The petroleum industry does not need customers the same way Kia does. It doesn’t face “product positioning” decisions, or style decisions, or how best to make a product appear desirable. Demand can be determined by looking at a thermometer. No marketing is needed. If you think you don’t need fossil fuels this weekend, good luck to you, but be honest about it.

Don’t think that means the energy business is unconcerned about environmental effects. It’s simply not true, and singling out the petroleum business as being central to the problem makes far less sense than blaming, say, the airline industry. But no one protests airplanes, do they? Burning anything causes pollution to some degree. That’s how we live and survive. To put forth the argument that we can live our present lifestyle without fossil fuels is simply ludicrous, and whoever says they can lives on a tropical island, travels by foot and eats what they catch. Those people I’ll listen to.

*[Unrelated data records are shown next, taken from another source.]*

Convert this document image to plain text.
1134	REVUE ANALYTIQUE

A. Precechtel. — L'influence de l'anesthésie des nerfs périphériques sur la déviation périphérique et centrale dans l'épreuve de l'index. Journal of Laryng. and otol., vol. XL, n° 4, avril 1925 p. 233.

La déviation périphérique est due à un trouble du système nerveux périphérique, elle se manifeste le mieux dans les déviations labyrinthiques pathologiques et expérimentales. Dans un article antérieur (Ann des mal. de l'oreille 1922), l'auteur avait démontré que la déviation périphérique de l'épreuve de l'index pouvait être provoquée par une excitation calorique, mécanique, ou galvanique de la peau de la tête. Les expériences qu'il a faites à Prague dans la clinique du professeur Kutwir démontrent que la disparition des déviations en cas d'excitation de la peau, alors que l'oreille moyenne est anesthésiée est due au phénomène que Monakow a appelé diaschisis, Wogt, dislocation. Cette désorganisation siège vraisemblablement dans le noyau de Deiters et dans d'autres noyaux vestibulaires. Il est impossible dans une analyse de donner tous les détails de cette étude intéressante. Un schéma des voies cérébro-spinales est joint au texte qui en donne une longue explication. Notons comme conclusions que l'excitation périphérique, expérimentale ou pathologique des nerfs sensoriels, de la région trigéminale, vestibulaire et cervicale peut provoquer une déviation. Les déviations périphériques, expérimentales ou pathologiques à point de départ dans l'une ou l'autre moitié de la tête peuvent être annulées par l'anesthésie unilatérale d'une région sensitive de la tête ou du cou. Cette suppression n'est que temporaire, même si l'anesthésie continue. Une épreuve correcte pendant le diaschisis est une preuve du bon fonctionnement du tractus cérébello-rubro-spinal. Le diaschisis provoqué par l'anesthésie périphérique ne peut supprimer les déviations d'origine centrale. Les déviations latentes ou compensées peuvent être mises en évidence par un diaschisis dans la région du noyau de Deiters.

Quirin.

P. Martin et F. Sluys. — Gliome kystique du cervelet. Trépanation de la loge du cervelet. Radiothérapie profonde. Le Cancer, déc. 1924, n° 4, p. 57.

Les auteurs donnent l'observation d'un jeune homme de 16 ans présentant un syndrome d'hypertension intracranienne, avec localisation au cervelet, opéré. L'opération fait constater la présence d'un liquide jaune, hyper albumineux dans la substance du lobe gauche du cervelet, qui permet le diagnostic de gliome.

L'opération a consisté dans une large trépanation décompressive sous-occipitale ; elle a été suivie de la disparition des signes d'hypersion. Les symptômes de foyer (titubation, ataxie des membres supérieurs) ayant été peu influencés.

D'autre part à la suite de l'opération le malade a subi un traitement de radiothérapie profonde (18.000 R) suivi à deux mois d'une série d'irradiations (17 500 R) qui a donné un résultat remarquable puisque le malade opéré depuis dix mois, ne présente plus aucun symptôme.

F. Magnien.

Some will refuse to abandon their position that fossil fuels need to go immediately; that’s inevitable given the strong stances taken and the human difficulty in reversing entrenched positions. Those people, when presented with irrefutable evidence that their position is (at present) untenable, simply switch arguments and claim that the current necessity for petroleum heating products is obviously proof that we need to move beyond fossil fuels. To that I say, amen, bring it on.

We do need to move to a future that is not dependent on fossil fuels. I couldn’t agree more. Anyone who searches for petroleum knows that to be true because the cheap stuff is disappearing fast, and regulatory hurdles get higher every year. Renewable energy is the way of the future, but it simply isn’t now, or next year, or next decade. It will take many years of planning and ingenuity and money to get to a point where we can heat 7 billion people (or however many exist then) without fossil fuels. It would be so much more helpful if people focused their energy on building that future rather than futile attempts to destroy what we cannot presently live without. Whether the earth warms by 2 degrees in 50 years is undisputedly inconsequential if your house drops by 40 degrees this weekend.

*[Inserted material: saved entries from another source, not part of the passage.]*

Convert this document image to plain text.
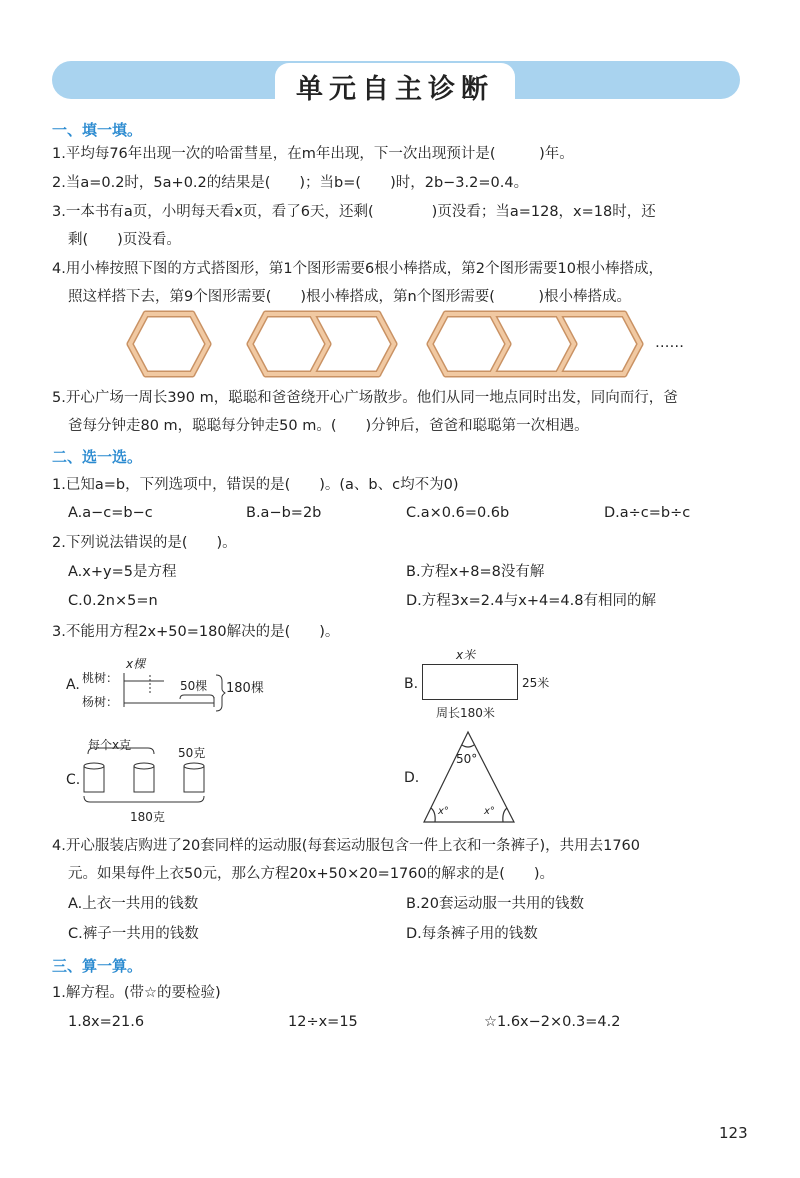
单元自主诊断
一、填一填。
1.平均每76年出现一次的哈雷彗星，在m年出现，下一次出现预计是(　　　)年。
2.当a=0.2时，5a+0.2的结果是(　　)；当b=(　　)时，2b−3.2=0.4。
3.一本书有a页，小明每天看x页，看了6天，还剩(　　　　)页没看；当a=128，x=18时，还
剩(　　)页没看。
4.用小棒按照下图的方式搭图形，第1个图形需要6根小棒搭成，第2个图形需要10根小棒搭成，
照这样搭下去，第9个图形需要(　　)根小棒搭成，第n个图形需要(　　　)根小棒搭成。
……
5.开心广场一周长390 m，聪聪和爸爸绕开心广场散步。他们从同一地点同时出发，同向而行，爸
爸每分钟走80 m，聪聪每分钟走50 m。(　　)分钟后，爸爸和聪聪第一次相遇。
二、选一选。
1.已知a=b，下列选项中，错误的是(　　)。(a、b、c均不为0)
A.a−c=b−c	B.a−b=2b	C.a×0.6=0.6b	D.a÷c=b÷c
2.下列说法错误的是(　　)。
A.x+y=5是方程	B.方程x+8=8没有解
C.0.2n×5=n	D.方程3x=2.4与x+4=4.8有相同的解
3.不能用方程2x+50=180解决的是(　　)。
A. 桃树：
杨树：
x棵
50棵 180棵	B.
x米
25米
周长180米
C.
每个x克
50克
180克
D.
50°
x°	x°
4.开心服装店购进了20套同样的运动服(每套运动服包含一件上衣和一条裤子)，共用去1760
元。如果每件上衣50元，那么方程20x+50×20=1760的解求的是(　　)。
A.上衣一共用的钱数	B.20套运动服一共用的钱数
C.裤子一共用的钱数	D.每条裤子用的钱数
三、算一算。
1.解方程。(带☆的要检验)
1.8x=21.6	12÷x=15	☆1.6x−2×0.3=4.2
123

Is this simply another slanted message of self interest from the energy industry, as some dimwit will surely claim? Then how about this: stop using the industry’s products, like natural gas. Do it now. Or, would you like to take a moment to reconsider what “self interest” actually means in this whole discussion?

As a staggeringly large cold air system grips much of North America this coming weekend, be very, very grateful that we have fossil fuels, if not for you then for countless others who would not survive.